Compliance and Risk Management Professional

4 weeks ago


Miami, Florida, United States Miami Beach Medical Group Full time
Job Description

The Compliance and Risk Management Specialist is responsible for assisting the Compliance Manager with the development of Compliance and Risk Management Programs and monitors its implementation in compliance with applicable local, state, and federal regulations, and industry standards.

Key Responsibilities:

  • Assist with developing, implementing, and evaluating the compliance program and promoting training activities to train the company staff about the corporate compliance plan, standards, and requirements.
  • Conduct training and education for Compliance & Risk Management new hires.
  • Participate in DeNovo/Acquisition meetings and assist with all compliance-related tasks to ensure the center is ready for opening or ongoing business.
  • Perform Center Assessment Surveillance, monitoring, and auditing throughout the organization.
  • Prepare the report of findings to disseminate to the stakeholders.
  • Identify risk areas and areas for improvements.
  • Respond to stakeholders' inquiries to ensure business operations are in compliance with applicable regulations and contractual agreements.
  • Support in the development/review and oversight of departments' Policies and Procedures in accordance with federal, State, and industry standards.
  • Assist in the development/review of programs and other materials needed to capture organizational processes such as marketing materials and patients' notifications.
  • Assist in the implementation and oversight of the Emergency Preparedness Management Plan.
  • Identify and implement protocols to prevent incidents, grievances, and other non-compliant activities throughout the organization.
  • Coordinate and provide input in relation to the Compliance & Risk Management Sub-committee meeting activities.
  • Assess, investigate, and respond timely to health plan grievances.
  • Assist with the daily workflow of the department.
  • Managing and reporting HIPAA breaches and exposures and reports of possible fraud, waste, and abuse.
  • Conduct root cause analysis, event and data reporting, and process improvement to eliminate/mitigate adverse events to patients, employees, and visitors.
  • Maintains risk management information system database.
  • Review all new products, systems, or processes to ensure compliance.
  • Attend meetings on behalf of the Compliance Manager as needed.
  • Assist with coordination of all aspects of the medical claims process.
  • Performs other related duties as assigned.

Requirements:

  • Bachelor's degree preferred or three (3) years of work experience with an emphasis in a health/regulatory environment.
  • Knowledge of Medicare and Medicaid guidelines with emphasis in auditing, monitoring, anti-fraud laws, and HIPAA Privacy Standards.
  • Certification in health care compliance and risk management preferred.
  • Bilingual communications: English/Spanish preferred.

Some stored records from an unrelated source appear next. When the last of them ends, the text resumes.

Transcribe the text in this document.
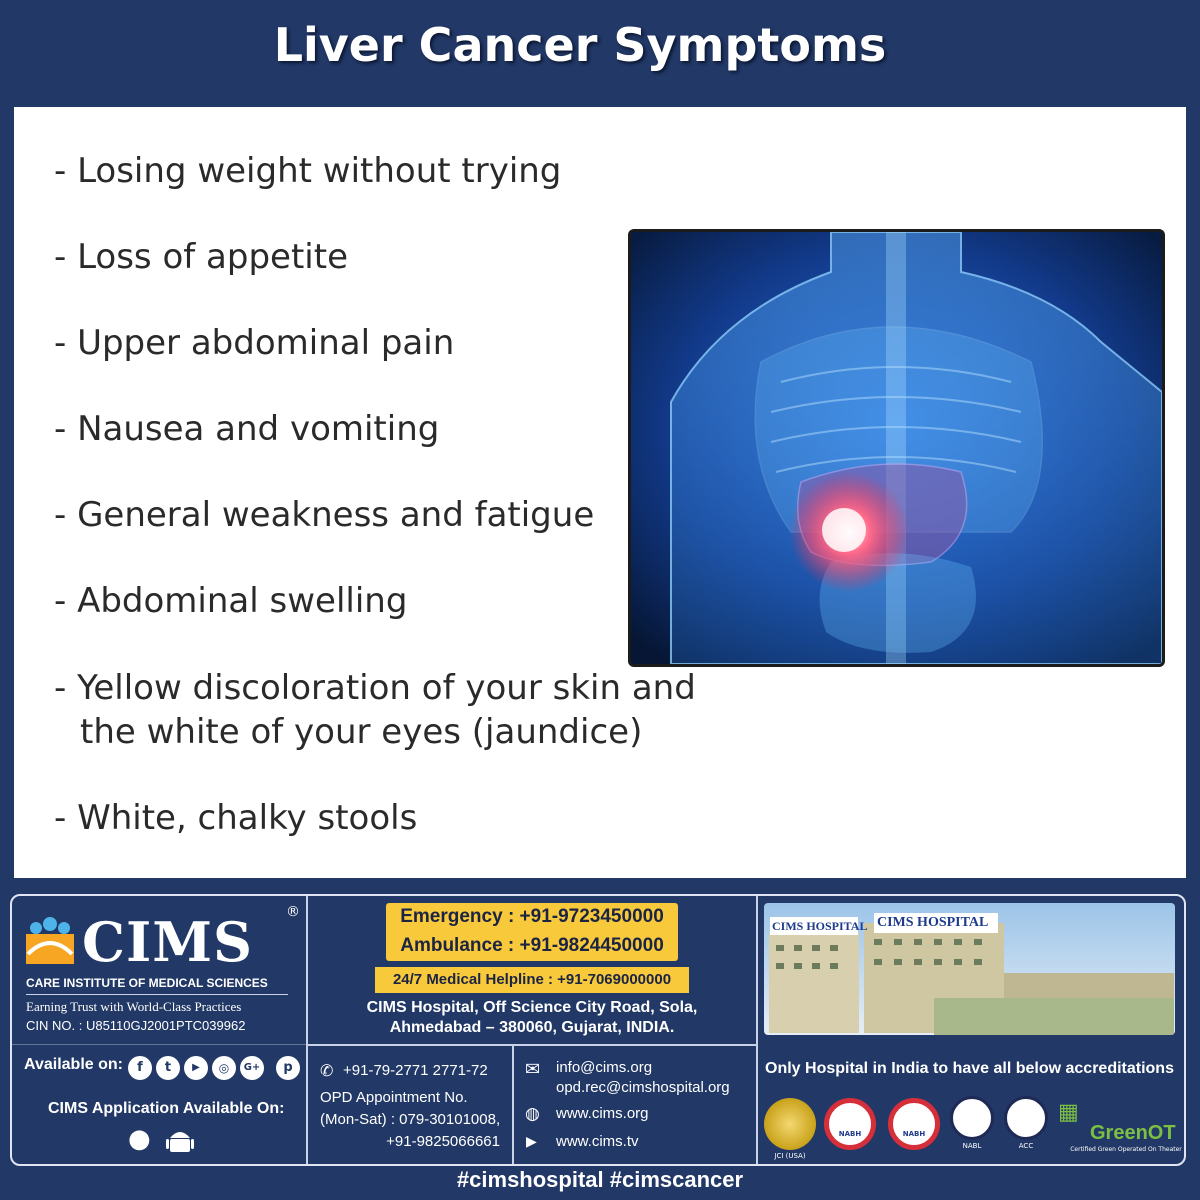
Liver Cancer Symptoms
- Losing weight without trying
- Loss of appetite
- Upper abdominal pain
- Nausea and vomiting
- General weakness and fatigue
- Abdominal swelling
- Yellow discoloration of your skin and
the white of your eyes (jaundice)
- White, chalky stools
CIMS ®
CARE INSTITUTE OF MEDICAL SCIENCES
Earning Trust with World-Class Practices
CIN NO. : U85110GJ2001PTC039962
Available on:	f	t	▶	◎	G+	p
CIMS Application Available On:
●
Emergency : +91-9723450000
Ambulance : +91-9824450000
24/7 Medical Helpline : +91-7069000000
CIMS Hospital, Off Science City Road, Sola,
Ahmedabad – 380060, Gujarat, INDIA.
✆ +91-79-2771 2771-72
OPD Appointment No.
(Mon-Sat) : 079-30101008,
+91-9825066661
✉ info@cims.org
opd.rec@cimshospital.org
◍ www.cims.org
▶ www.cims.tv
CIMS HOSPITAL CIMS HOSPITAL
Only Hospital in India to have all below accreditations
JCI (USA)
NABH	NABH
NABL	ACC
▦
GreenOT
Certified Green Operated On Theater
#cimshospital #cimscancer
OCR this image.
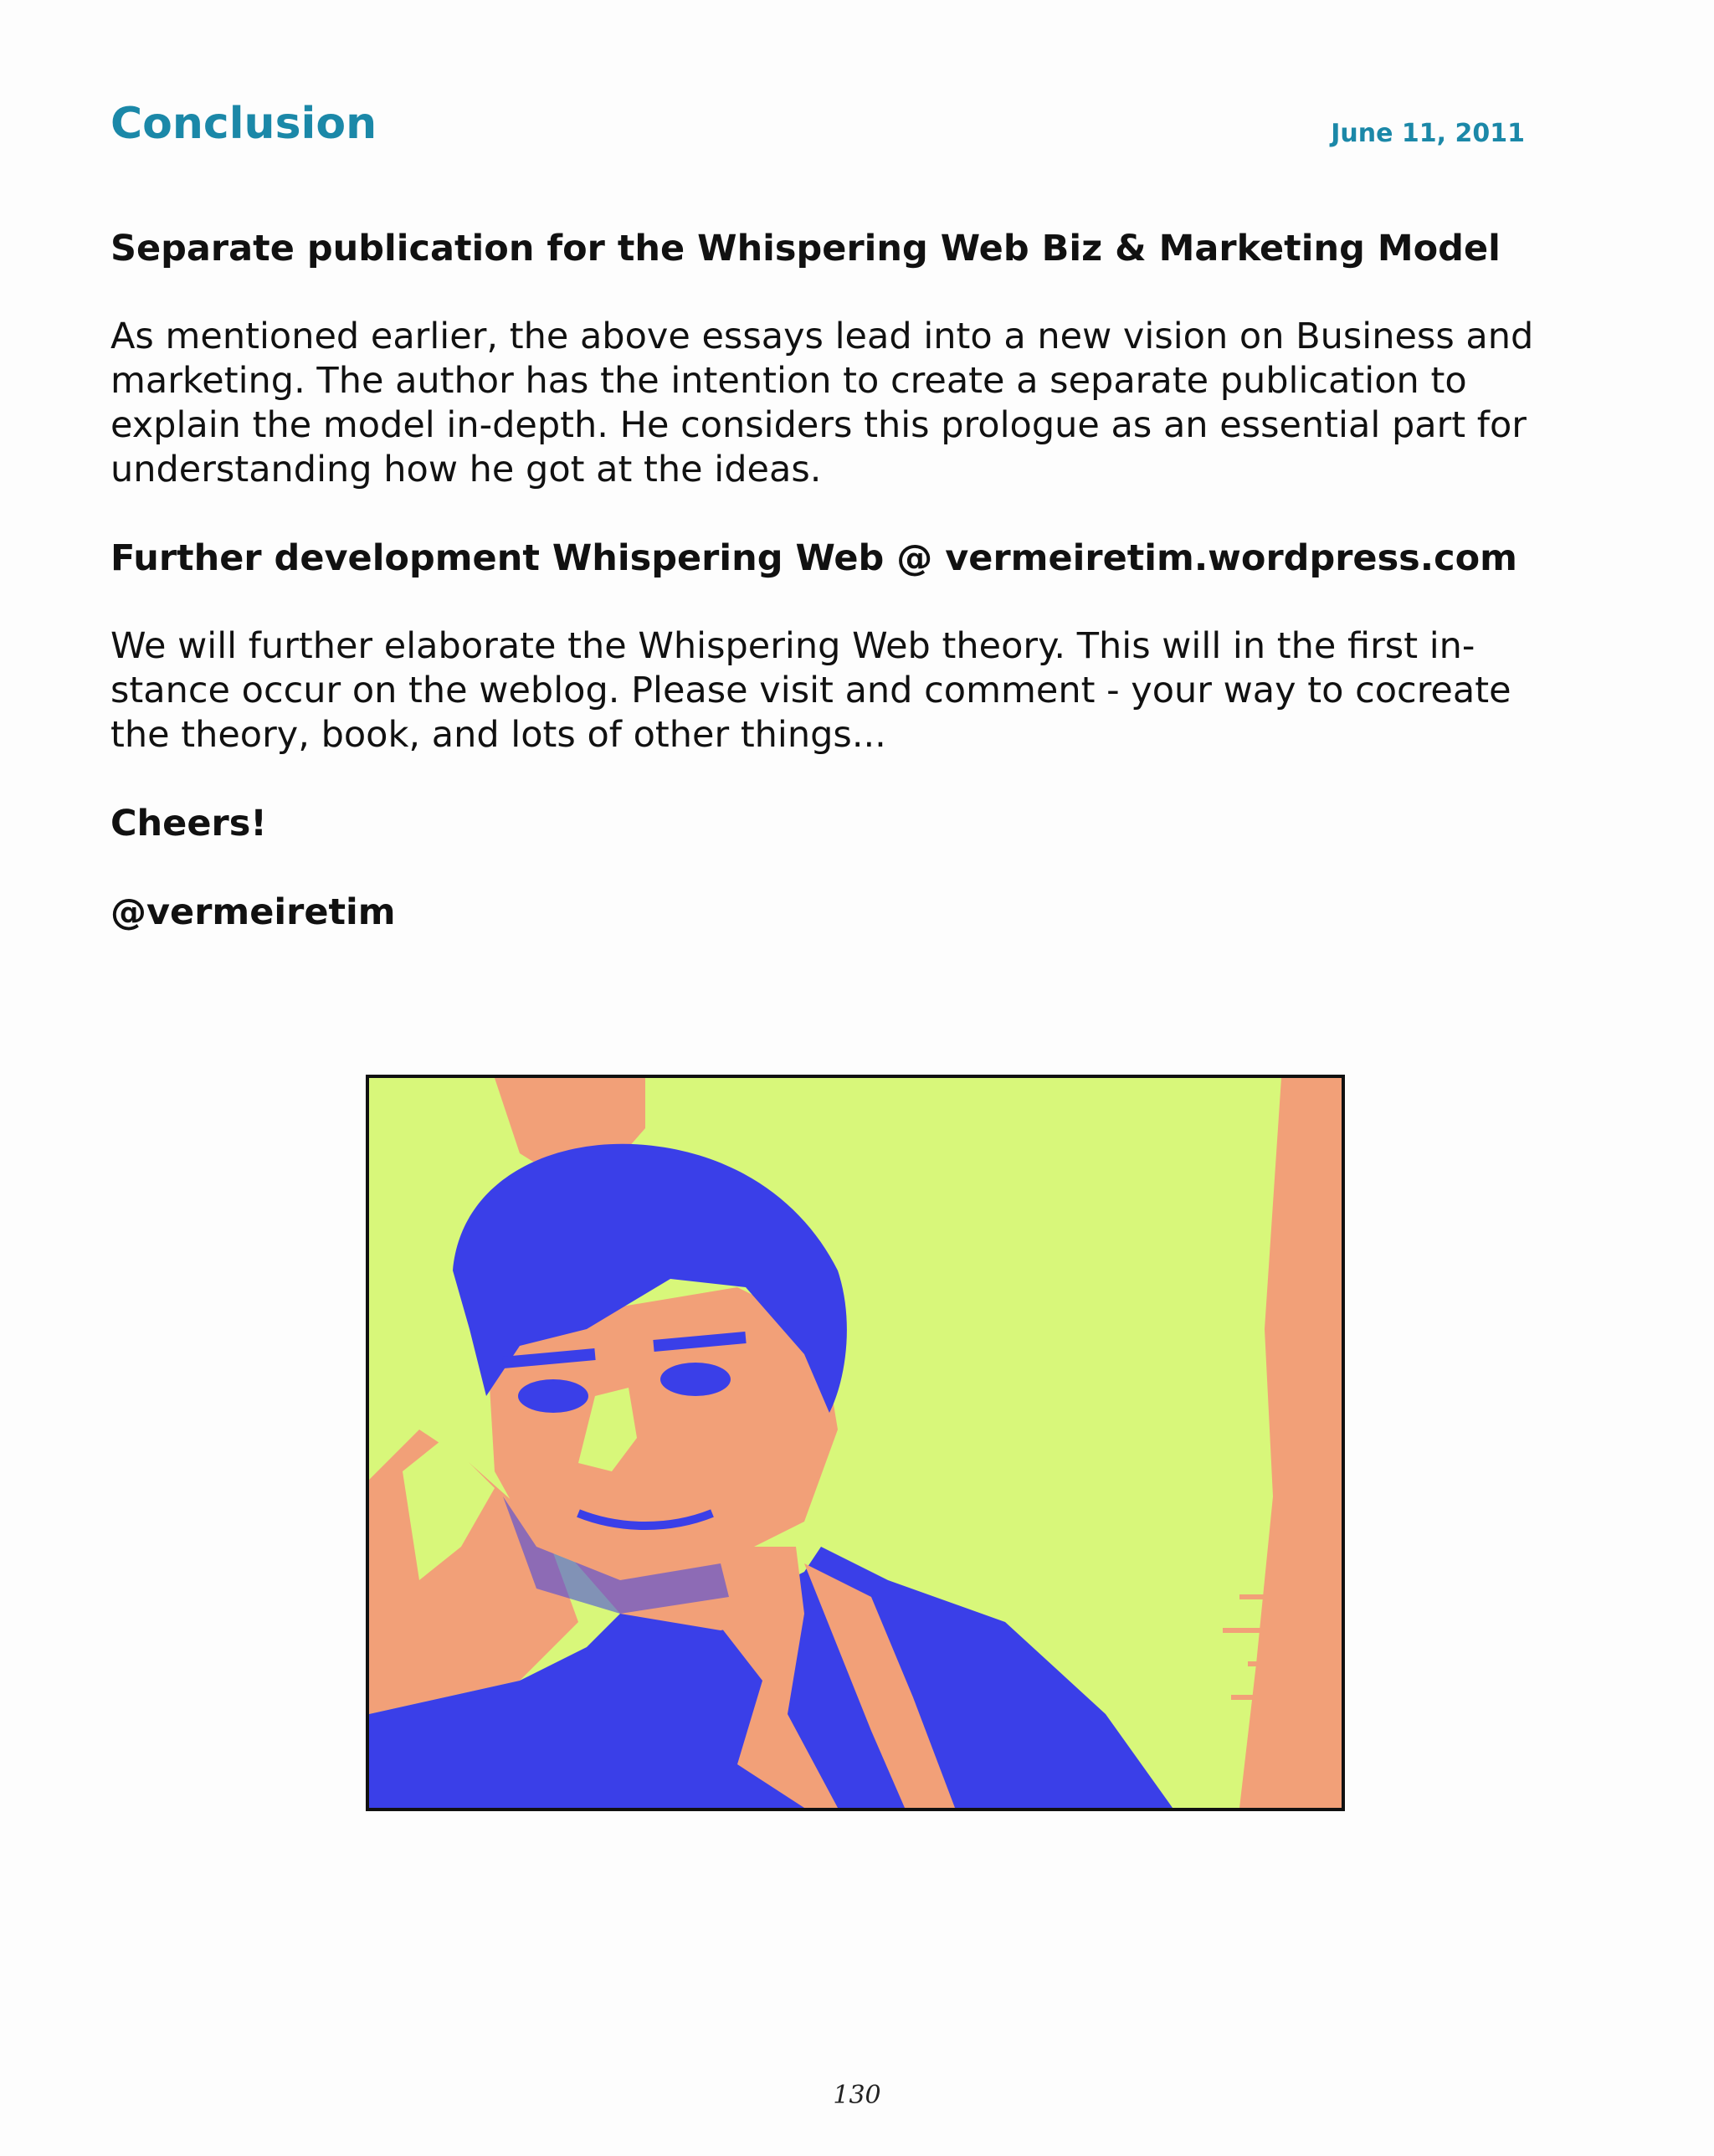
Conclusion	June 11, 2011

Separate publication for the Whispering Web Biz & Marketing Model

As mentioned earlier, the above essays lead into a new vision on Business and
marketing. The author has the intention to create a separate publication to
explain the model in-depth. He considers this prologue as an essential part for
understanding how he got at the ideas.

Further development Whispering Web @ vermeiretim.wordpress.com

We will further elaborate the Whispering Web theory. This will in the first in-
stance occur on the weblog. Please visit and comment - your way to cocreate
the theory, book, and lots of other things...

Cheers!

@vermeiretim

130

Clinical Care Medical Centers is committed to providing an environment of mutual respect where equal employment opportunities are available to all applicants and employees without regard to race, color, religion, sex, pregnancy, national origin, age, physical and mental disability, marital status, sexual orientation, gender identity, gender expression, military and veteran status, and any other characteristic protected by applicable law.